In other words, look at this graph. It is very lopsided, to say the least.

Should all of these “agencies” be on the same footing with regards to the Evidence Act?

Absolutely not.

Why treat HHS the same as agencies that are around one percent as big, such as Interior or Commerce? HHS should have an overall Chief Evaluation Officer, sure, but should otherwise be split up for purposes of the Evidence Act. That is, each major operating division should have to hire its own Evaluation Officer, its own Chief Data Officer, etc., and should have to develop its own yearly evaluation plan and longer-term agenda.

There’s no reason to expect the same person to serve all of those functions for NIH, CMS, FDA, CDC, and more, with no designated point of contact at any of those divisions. Nor is there any reason to have one HHS-wide “learning agenda” that (if taken seriously) would be 1,000+ pages long and would cover many disparate activities about everything from drug approvals at FDA, to biomedical research at NIH, to hospital reimbursement at CMS. Instead, these major divisions should be directly responsible for fully participating in evaluation and data collection to the same degree as NSF.  
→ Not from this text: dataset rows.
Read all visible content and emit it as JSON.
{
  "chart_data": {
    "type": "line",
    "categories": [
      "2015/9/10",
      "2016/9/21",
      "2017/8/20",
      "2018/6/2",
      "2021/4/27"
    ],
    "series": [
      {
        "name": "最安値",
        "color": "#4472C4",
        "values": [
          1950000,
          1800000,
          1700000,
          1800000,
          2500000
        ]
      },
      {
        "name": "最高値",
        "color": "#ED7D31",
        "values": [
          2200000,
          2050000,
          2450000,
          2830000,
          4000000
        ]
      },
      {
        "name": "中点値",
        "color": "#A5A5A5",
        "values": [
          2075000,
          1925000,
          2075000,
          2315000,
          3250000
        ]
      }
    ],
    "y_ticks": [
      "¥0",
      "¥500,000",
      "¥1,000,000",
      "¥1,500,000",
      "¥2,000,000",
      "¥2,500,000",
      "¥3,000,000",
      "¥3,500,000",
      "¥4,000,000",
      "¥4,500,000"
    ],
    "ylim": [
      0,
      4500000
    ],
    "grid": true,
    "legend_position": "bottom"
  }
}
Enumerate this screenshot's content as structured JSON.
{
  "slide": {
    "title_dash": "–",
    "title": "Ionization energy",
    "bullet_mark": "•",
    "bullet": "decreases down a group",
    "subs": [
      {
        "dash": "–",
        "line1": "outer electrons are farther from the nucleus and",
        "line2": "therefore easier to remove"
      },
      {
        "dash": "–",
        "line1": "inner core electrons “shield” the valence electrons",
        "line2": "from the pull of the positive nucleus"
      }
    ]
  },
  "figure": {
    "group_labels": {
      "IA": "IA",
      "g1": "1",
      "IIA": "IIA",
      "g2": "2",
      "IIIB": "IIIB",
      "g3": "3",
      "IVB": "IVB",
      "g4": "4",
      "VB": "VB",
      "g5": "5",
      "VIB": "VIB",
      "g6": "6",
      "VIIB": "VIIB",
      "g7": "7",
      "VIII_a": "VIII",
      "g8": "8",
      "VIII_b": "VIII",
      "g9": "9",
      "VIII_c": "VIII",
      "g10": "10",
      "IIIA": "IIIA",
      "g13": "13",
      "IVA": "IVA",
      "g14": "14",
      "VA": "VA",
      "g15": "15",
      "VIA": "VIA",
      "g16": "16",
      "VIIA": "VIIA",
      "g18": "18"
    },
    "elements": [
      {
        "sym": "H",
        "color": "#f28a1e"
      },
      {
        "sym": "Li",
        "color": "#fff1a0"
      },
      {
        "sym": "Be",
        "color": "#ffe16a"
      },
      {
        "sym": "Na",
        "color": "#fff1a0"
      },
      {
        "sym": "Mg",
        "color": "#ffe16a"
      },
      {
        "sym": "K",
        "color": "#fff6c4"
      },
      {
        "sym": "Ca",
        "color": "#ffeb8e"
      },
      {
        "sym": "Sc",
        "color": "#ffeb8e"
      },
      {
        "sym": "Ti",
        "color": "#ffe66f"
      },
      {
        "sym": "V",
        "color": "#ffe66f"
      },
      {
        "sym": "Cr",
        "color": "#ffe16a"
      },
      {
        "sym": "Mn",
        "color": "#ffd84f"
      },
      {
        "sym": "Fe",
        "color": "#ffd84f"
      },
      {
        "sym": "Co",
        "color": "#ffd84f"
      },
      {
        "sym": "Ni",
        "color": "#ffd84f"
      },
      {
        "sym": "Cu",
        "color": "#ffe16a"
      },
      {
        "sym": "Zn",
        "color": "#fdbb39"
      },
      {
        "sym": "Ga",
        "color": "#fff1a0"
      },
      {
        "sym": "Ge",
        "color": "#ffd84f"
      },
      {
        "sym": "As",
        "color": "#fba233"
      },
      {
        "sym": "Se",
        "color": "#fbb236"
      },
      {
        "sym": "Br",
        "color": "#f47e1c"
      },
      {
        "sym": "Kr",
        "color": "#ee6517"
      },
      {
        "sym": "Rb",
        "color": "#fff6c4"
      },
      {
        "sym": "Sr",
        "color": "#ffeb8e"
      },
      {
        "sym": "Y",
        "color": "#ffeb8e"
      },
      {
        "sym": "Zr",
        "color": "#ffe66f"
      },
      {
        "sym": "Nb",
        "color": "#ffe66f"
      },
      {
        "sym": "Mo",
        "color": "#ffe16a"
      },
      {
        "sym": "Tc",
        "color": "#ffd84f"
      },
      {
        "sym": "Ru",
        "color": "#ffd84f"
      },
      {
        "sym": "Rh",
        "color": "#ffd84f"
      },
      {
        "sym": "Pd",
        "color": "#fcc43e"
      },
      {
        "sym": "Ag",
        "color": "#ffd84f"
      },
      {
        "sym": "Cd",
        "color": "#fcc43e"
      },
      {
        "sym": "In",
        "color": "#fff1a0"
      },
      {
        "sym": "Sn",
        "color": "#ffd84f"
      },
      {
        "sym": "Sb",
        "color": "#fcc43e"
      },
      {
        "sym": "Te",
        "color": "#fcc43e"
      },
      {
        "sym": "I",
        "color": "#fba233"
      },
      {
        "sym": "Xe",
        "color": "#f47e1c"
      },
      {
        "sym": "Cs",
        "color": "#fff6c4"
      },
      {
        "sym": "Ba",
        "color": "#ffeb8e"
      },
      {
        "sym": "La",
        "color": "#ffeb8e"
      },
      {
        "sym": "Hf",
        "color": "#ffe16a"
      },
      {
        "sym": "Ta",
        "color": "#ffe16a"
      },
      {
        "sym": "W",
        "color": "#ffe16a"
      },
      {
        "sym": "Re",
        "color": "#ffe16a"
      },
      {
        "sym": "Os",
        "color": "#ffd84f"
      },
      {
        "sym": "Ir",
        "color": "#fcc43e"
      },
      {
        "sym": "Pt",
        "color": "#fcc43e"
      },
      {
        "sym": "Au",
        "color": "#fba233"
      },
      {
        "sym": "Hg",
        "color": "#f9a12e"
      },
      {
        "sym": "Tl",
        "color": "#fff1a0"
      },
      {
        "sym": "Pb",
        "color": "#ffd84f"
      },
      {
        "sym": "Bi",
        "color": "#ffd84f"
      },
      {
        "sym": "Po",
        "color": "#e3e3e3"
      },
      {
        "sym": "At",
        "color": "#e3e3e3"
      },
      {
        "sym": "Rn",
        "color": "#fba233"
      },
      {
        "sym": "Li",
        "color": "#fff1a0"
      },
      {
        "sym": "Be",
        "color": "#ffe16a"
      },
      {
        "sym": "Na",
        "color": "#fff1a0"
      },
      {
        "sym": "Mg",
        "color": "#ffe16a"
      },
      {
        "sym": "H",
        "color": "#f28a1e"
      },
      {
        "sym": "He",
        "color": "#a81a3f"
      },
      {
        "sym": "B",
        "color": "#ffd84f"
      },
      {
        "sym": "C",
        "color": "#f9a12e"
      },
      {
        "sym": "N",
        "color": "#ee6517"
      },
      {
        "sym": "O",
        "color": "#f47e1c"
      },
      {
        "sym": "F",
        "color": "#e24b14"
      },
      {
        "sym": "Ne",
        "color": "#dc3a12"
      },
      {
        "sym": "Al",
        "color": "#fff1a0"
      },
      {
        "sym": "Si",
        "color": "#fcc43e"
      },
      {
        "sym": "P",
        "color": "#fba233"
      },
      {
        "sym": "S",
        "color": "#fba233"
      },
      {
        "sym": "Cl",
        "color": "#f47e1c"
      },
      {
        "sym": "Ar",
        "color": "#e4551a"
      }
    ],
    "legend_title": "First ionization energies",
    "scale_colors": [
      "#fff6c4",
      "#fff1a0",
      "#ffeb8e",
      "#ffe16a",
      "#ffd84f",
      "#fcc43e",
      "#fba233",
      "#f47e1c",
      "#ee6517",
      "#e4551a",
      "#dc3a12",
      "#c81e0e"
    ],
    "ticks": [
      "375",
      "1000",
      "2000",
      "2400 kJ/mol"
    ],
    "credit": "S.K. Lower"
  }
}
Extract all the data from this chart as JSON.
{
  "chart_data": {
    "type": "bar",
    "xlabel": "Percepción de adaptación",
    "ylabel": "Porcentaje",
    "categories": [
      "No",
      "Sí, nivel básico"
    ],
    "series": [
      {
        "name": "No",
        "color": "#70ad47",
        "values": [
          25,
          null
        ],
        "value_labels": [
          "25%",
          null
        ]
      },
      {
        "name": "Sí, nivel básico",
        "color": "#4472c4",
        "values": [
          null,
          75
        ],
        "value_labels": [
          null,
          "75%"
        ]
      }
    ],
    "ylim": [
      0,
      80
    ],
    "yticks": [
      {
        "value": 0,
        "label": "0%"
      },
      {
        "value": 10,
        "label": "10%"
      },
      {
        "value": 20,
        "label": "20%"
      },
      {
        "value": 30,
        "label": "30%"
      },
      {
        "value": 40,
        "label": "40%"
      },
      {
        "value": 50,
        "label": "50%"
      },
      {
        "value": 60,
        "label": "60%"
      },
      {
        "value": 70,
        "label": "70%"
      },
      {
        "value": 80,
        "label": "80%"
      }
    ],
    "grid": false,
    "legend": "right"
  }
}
As Kushal Kadakia and I recently argued in a Health Affairs article, the NIH should establish a Center for Experimentation/Innovation so as to evaluate important questions about science funding. But short of that, the least we could do is make sure that NIH (and any other major HHS division) has the resources and personnel to meet the Evidence Act’s requirements.

Indeed, at NIH, that might be a fairly straightforward task of reinvigorating and increasing the funding for the existing Office of Evaluation, Performance, and Reporting, whose website stopped publishing new evaluations several years ago (I’ve reached out to that office to ask if there are any more recent evaluations, but got no response).

As well, the Office of Portfolio Analysis at NIH has a 29-page Strategic Plan for 2021-2025 that is much more thoughtful and thorough than any of the Evidence Act documents, although the office mostly doesn’t seem to be addressed to “evaluation” per se (i.e., assessing the “effectiveness and efficiency” of various programs). To be sure, the office has published evaluations about racial and gender diversity, and it otherwise does great work on creating tools (e.g., citation metrics and AI/ML algorithms) that can measure the impact of research — but the Evidence Act would require that an agency actually use those tools to explore broader questions.

In sum, the Evidence Act and the thoughtful OMB guidance (see, e.g., here) requires much more than what HHS put together. Agencies are supposed to spend extensive time “engaging stakeholders, reviewing available evidence, developing questions, planning and undertaking activities, disseminating and using results, and refining questions based on evidence generated.” From the face of it, HHS did about 5% of what it should have done. We won’t fulfill the ambition of the Evidence Act unless major agencies like HHS take their duties seriously.